Melissa Conway, director of external relations for Texas Right to Life, an organization that believes in protecting life from conception until natural death, told CP on Friday that while the circumstances in this case are tragic, there are two lives that must be considered.

"Mrs. Munoz's tragic circumstance involves two patients who must be considered," she asserted. "Furthermore, we are greatly troubled by definitive tone with which physicians are concluding that Mrs. Munoz is brain dead since that term is often misused, and since the criteria to make such a determination varies from doctor to doctor and from hospital to hospital. The lack of objectivity in the diagnosis of brain death allows for misapplication."

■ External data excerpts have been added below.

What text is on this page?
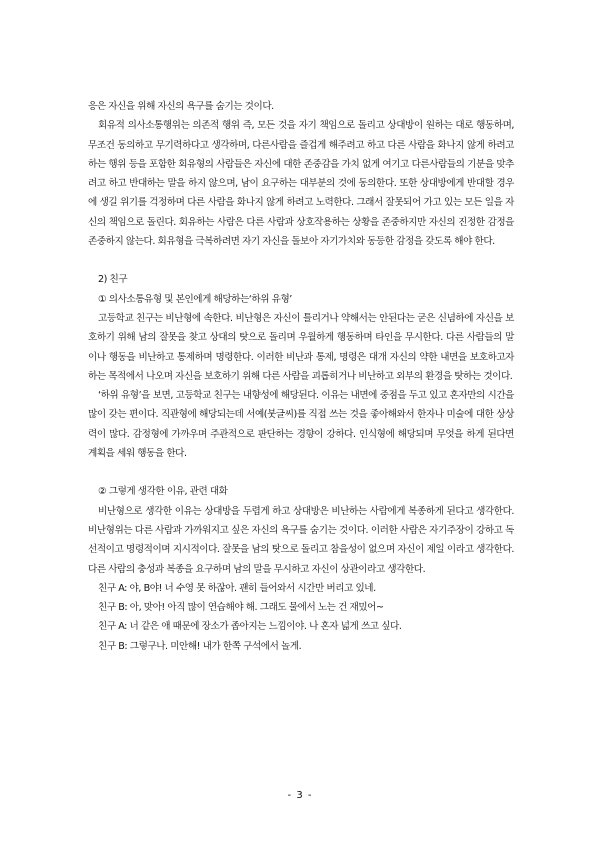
응은 자신을 위해 자신의 욕구를 숨기는 것이다.

회유적 의사소통행위는 의존적 행위 즉, 모든 것을 자기 책임으로 돌리고 상대방이 원하는 대로 행동하며, 무조건 동의하고 무기력하다고 생각하며, 다른사람을 즐겁게 해주려고 하고 다른 사람을 화나지 않게 하려고 하는 행위 등을 포함한 회유형의 사람들은 자신에 대한 존중감을 가치 없게 여기고 다른사람들의 기분을 맞추려고 하고 반대하는 말을 하지 않으며, 남이 요구하는 대부분의 것에 동의한다. 또한 상대방에게 반대할 경우에 생길 위기를 걱정하며 다른 사람을 화나지 않게 하려고 노력한다. 그래서 잘못되어 가고 있는 모든 일을 자신의 책임으로 돌린다. 회유하는 사람은 다른 사람과 상호작용하는 상황을 존중하지만 자신의 진정한 감정을 존중하지 않는다. 회유형을 극복하려면 자기 자신을 돌보아 자기가치와 동등한 감정을 갖도록 해야 한다.

2) 친구

① 의사소통유형 및 본인에게 해당하는‘하위 유형’

고등학교 친구는 비난형에 속한다. 비난형은 자신이 틀리거나 약해서는 안된다는 굳은 신념하에 자신을 보호하기 위해 남의 잘못을 찾고 상대의 탓으로 돌리며 우월하게 행동하며 타인을 무시한다. 다른 사람들의 말이나 행동을 비난하고 통제하며 명령한다. 이러한 비난과 통제, 명령은 대개 자신의 약한 내면을 보호하고자 하는 목적에서 나오며 자신을 보호하기 위해 다른 사람을 괴롭히거나 비난하고 외부의 환경을 탓하는 것이다.

‘하위 유형’을 보면, 고등학교 친구는 내향성에 해당된다. 이유는 내면에 중점을 두고 있고 혼자만의 시간을 많이 갖는 편이다. 직관형에 해당되는데 서예(붓글씨)를 직접 쓰는 것을 좋아해와서 한자나 미술에 대한 상상력이 많다. 감정형에 가까우며 주관적으로 판단하는 경향이 강하다. 인식형에 해당되며 무엇을 하게 된다면 계획을 세워 행동을 한다.

② 그렇게 생각한 이유, 관련 대화

비난형으로 생각한 이유는 상대방을 두렵게 하고 상대방은 비난하는 사람에게 복종하게 된다고 생각한다. 비난형위는 다른 사람과 가까워지고 싶은 자신의 욕구를 숨기는 것이다. 이러한 사람은 자기주장이 강하고 독선적이고 명령적이며 지시적이다. 잘못을 남의 탓으로 돌리고 참을성이 없으며 자신이 제일 이라고 생각한다. 다른 사람의 충성과 복종을 요구하며 남의 말을 무시하고 자신이 상관이라고 생각한다.

친구 A: 야, B야! 너 수영 못 하잖아. 괜히 들어와서 시간만 버리고 있네.

친구 B: 아, 맞아! 아직 많이 연습해야 해. 그래도 물에서 노는 건 재밌어~

친구 A: 너 같은 애 때문에 장소가 좁아지는 느낌이야. 나 혼자 넓게 쓰고 싶다.

친구 B: 그렇구나. 미안해! 내가 한쪽 구석에서 놀게.

- 3 -
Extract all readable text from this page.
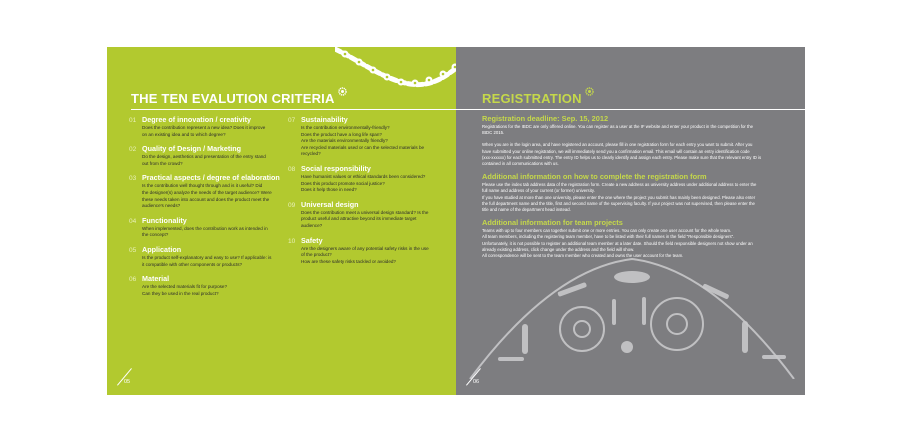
THE TEN EVALUTION CRITERIA
01 Degree of innovation / creativity
Does the contribution represent a new idea? Does it improve
on an existing idea and to which degree?
02 Quality of Design / Marketing
Do the design, aesthetics and presentation of the entry stand
out from the crowd?
03 Practical aspects / degree of elaboration
Is the contribution well thought through and is it useful? Did
the designer(s) analyze the needs of the target audience? Were
these needs taken into account and does the product meet the
audience's needs?
04 Functionality
When implemented, does the contribution work as intended in
the concept?
05 Application
Is the product self-explanatory and easy to use? If applicable: is
it compatible with other components or products?
06 Material
Are the selected materials fit for purpose?
Can they be used in the real product?
07 Sustainability
Is the contribution environmentally-friendly?
Does the product have a long life span?
Are the materials environmentally friendly?
Are recycled materials used or can the selected materials be
recycled?
08 Social responsibility
Have humanist values or ethical standards been considered?
Does this product promote social justice?
Does it help those in need?
09 Universal design
Does the contribution meet a universal design standard? Is the
product useful and attractive beyond its immediate target
audience?
10 Safety
Are the designers aware of any potential safety risks in the use
of the product?
How are these safety risks tackled or avoided?
05
REGISTRATION
Registration deadline: Sep. 15, 2012
Registrations for the IBDC are only offered online. You can register as a user at the IF website and enter your product in the competition for the
IBDC 2015.
When you are in the login area, and have registered an account, please fill in one registration form for each entry you want to submit. After you
have submitted your online registration, we will immediately send you a confirmation email. This email will contain an entry identification code
(xxx-xxxxxx) for each submitted entry. The entry ID helps us to clearly identify and assign each entry. Please make sure that the relevant entry ID is
contained in all communications with us.
Additional information on how to complete the registration form
Please use the index tab address data of the registration form. Create a new address as university address under additional address to enter the
full name and address of your current (or former) university.
If you have studied at more than one university, please enter the one where the project you submit has mainly been designed. Please also enter
the full department name and the title, first and second name of the supervising faculty. If your project was not supervised, then please enter the
title and name of the department head instead.
Additional information for team projects
Teams with up to four members can together submit one or more entries. You can only create one user account for the whole team.
All team members, including the registering team member, have to be listed with their full names in the field "Responsible designers".
Unfortunately, it is not possible to register an additional team member at a later date. Should the field responsible designers not show under an
already existing address, click change under the address and the field will show.
All correspondence will be sent to the team member who created and owns the user account for the team.
06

Conway continued: "Based on the information made public, Mrs. Munoz is not experiencing multi-system organ failure or cell disintegration, and her body is supporting the growth of the child within her—all signs to indicate that her brain, though impaired or quiescent, is still ordering her physiological functions at some level. Texas Right to Life prays for the Munoz family and that they choose life for both patients during this very difficult time."

Munoz, who according to reports believes that his wife is not exhibiting any brain activity, never anticipated that he wouldn't be able to withdraw life support from his wife.

"I have yet to meet anyone who knew about this law, not a single doctor," Munoz said. "We want people to know because it has the potential of affecting others. People should have the right to make these decisions because they know the person better than some legislator down in Austin."

The next series of tests of the baby, according to initial reports, will be at 24 weeks gestation.

And until an autopsy has been completed by a medical examiner, doctors cannot say, with absolute certainty, that Marlise suffered a pulmonary embolism.

Lynne Machado, Marlise's mother, declined to provide comment to The Christian Post for this story, but said she might be speaking to the media again at a later date.